The company’s fourth quarter 2016 results included a charge of $69.50M, or $0.24 per diluted share, for the termination of an iron ore pellet supply agreement and other related charges for transportation obligations related to the supply agreement. In the fourth quarter of 2017, the company reached a contract that reduced its transportation obligations and provides a timeframe to begin using the rail cars that were idled after the termination of the pellet supply agreement. As a result, a credit of $19.30M, or $0.06 per diluted share, was recorded in the fourth quarter of 2017.
AKS has a market value of $1.72B while its EPS was booked as $0.11 in the last 12 months. The stock has 326.67M shares outstanding. In the profitability analysis, the company has gross profit margin of 11.90% while net profit margin was 0.10%. Beta value of the company was 2.84; beta is used to measure riskiness of the security. Analyst recommendation for this stock stands at 2.70.
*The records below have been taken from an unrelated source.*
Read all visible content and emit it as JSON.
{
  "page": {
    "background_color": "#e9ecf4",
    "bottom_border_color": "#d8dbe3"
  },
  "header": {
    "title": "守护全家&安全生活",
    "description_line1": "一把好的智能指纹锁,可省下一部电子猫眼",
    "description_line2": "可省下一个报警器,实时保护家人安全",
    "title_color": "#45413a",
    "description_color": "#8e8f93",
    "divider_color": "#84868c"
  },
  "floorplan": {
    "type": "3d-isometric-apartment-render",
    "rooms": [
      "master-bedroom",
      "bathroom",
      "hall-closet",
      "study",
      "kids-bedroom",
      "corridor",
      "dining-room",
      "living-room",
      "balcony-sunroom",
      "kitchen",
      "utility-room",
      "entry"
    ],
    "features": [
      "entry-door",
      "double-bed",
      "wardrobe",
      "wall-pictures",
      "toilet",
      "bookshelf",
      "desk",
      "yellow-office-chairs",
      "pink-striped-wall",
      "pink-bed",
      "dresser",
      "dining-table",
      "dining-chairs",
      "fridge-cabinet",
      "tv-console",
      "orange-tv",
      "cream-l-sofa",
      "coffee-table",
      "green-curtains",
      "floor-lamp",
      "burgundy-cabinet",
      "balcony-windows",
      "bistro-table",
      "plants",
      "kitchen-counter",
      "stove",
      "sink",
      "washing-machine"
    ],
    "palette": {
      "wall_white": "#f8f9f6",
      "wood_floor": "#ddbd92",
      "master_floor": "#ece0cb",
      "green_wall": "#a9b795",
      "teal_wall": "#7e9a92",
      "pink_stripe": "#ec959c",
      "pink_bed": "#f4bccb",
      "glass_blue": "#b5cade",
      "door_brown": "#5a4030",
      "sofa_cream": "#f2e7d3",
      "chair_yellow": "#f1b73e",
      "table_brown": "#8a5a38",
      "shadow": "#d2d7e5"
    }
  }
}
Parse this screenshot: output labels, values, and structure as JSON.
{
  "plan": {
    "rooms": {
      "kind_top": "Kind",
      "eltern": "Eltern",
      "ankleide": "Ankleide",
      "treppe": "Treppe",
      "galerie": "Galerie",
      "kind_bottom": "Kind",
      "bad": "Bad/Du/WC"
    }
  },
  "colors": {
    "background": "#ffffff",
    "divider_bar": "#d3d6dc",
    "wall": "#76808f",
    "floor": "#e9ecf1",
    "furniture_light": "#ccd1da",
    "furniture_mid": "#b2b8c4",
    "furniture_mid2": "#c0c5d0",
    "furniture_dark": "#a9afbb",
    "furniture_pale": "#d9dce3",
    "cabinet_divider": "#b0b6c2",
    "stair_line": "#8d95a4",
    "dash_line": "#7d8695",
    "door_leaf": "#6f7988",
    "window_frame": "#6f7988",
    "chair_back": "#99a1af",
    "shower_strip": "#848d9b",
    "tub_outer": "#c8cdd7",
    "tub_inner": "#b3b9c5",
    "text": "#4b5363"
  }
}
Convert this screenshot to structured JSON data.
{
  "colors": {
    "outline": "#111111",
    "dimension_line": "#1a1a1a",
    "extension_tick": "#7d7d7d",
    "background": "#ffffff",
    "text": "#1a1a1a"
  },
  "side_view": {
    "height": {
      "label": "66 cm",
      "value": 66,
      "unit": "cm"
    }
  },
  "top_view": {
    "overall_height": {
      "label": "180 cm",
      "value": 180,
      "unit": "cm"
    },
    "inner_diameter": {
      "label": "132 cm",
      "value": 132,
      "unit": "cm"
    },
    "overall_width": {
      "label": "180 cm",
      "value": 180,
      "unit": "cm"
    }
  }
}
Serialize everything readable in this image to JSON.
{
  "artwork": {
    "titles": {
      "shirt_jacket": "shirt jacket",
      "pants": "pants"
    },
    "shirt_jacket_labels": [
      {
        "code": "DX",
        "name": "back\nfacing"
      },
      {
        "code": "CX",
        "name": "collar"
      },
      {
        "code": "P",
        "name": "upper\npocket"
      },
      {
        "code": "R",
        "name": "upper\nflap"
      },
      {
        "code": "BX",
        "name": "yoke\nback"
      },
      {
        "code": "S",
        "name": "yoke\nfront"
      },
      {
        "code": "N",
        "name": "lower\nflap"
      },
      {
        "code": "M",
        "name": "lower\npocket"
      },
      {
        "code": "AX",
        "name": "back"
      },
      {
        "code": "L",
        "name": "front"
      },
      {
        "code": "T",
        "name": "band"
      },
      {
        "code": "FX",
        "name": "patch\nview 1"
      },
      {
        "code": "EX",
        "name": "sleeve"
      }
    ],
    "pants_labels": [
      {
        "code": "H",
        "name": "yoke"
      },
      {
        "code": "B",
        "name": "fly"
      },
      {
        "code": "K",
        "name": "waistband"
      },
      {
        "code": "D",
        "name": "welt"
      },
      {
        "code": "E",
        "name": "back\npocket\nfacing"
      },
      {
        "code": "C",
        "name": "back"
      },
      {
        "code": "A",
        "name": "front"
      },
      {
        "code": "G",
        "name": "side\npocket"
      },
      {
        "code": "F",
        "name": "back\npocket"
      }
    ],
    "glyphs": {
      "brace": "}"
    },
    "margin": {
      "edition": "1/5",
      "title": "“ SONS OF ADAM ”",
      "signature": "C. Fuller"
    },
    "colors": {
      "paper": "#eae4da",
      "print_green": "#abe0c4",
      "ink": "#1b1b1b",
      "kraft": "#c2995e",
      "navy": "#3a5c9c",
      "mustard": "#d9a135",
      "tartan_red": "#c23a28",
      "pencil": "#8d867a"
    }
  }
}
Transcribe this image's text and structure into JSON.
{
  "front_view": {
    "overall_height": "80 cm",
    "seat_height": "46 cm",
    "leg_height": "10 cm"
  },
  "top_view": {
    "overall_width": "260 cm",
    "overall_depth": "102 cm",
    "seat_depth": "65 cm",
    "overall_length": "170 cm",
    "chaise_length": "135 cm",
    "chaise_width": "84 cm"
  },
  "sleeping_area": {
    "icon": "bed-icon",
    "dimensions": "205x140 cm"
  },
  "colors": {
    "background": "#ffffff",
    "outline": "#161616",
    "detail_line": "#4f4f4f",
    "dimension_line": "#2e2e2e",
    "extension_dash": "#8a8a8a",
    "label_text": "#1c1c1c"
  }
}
I am Leon Constant and I focus on breaking news stories and ensuring we (“The Stock Gem”) offer timely reporting on some of the most recent stories released through market wires about “Basic Material Stocks”. I have formerly spent over 3 years as a trader in U.S. Stock Market and is now semi-stepped down. I work on a full time basis for thestockgem.com specializing in quicker moving active shares with a short term view on investment opportunities and trends.